Although dated, there is a brute edginess to this popular slice of formula odd coupling. It’s not just about Eddie Murphy’s foul-mouthed comebacks, although they were never as bouncy or cutting as here, or Nick Nolte’s irresponsible bullyboy pose he has spent the rest of his career trying to unseat, but also the way Walter Hill pitches a ready Hollywood staple into a harder, dare-we-say more realistic world. It’s as if Lemmon and Matthau had stumbled into The French Connection, with the added spice of race.
Indeed, there’s more than a casual tip-of-the-hat in Murphy’s (possibly career best) scene in which, posing as a cop, he saunters into a redneck bar, Confederate Flag pressed to the wall, humming with racist lunks, and jives his way to supremacy. It’s the direct inverse of Gene Hackman’s take-over of a black-filled Harlem bar in that famous thriller. “I'm your worst fucking nightmare, man!” snaps Reggie to the dumbstruck clientele. “A nigger with a badge.” The writing is an equal to Murphy’s whiplash tongue.

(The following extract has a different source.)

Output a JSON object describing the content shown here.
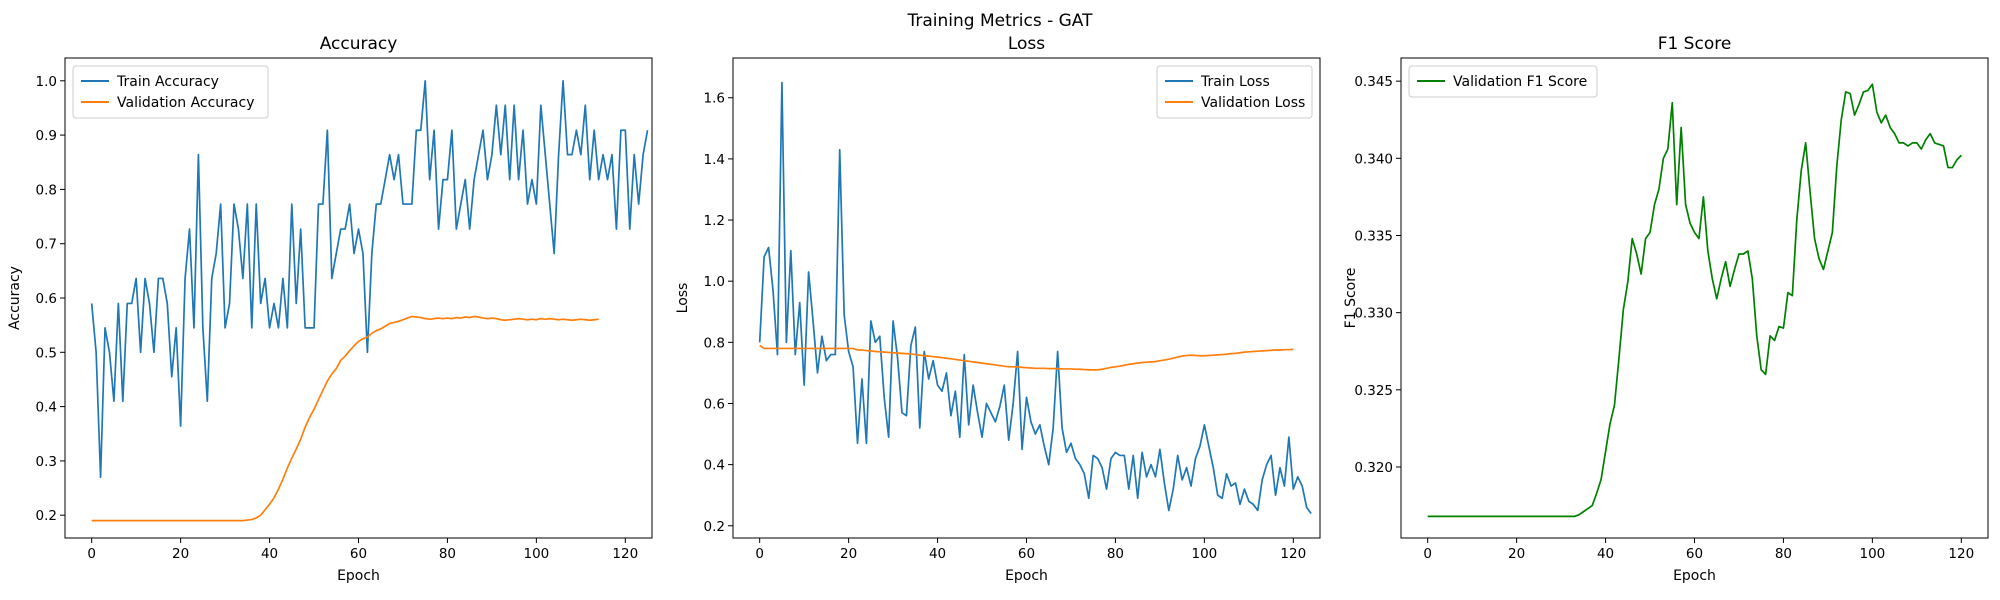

As this is a film by Hill, who has busily traded in a violent, earthbound machismo (Southern Comfort, The Warriors) it hardly pulls its punches. If anything, this must surely count as the most violent “comedy” in film history, as Hill dwells on the many bare-knuckle beatings (usually involving Nolte) that are his particular filmic peccadillo. Yet, he’s also a skilled purveyor of a piquant, scuzzy atmosphere, a lurid, criminal underbelly where it takes two distrustful specimens to further the cause of good.

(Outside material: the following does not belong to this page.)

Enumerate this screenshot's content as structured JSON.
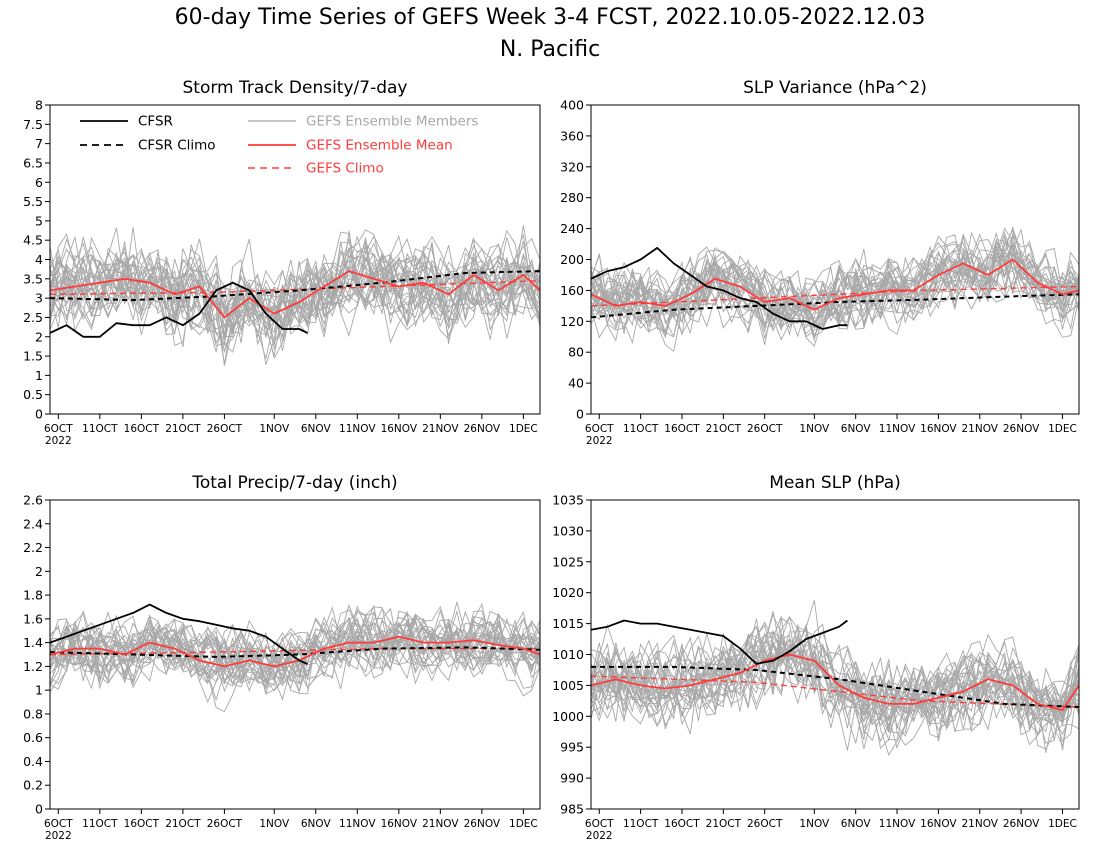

Their story is regulation potboiling, the bad-guys are simply that, bad to the bone, the good guys have the bonus of character and the two stars are having a ball. Nolte no less than the showpiece his partner grants, threads in a sense of pressing moral determination beneath his louche, jack-the-rules exterior. That the fact they come to appreciate one other, the grudging respect of a million clichés, feels so satisfyingly, shows just how successful the film is.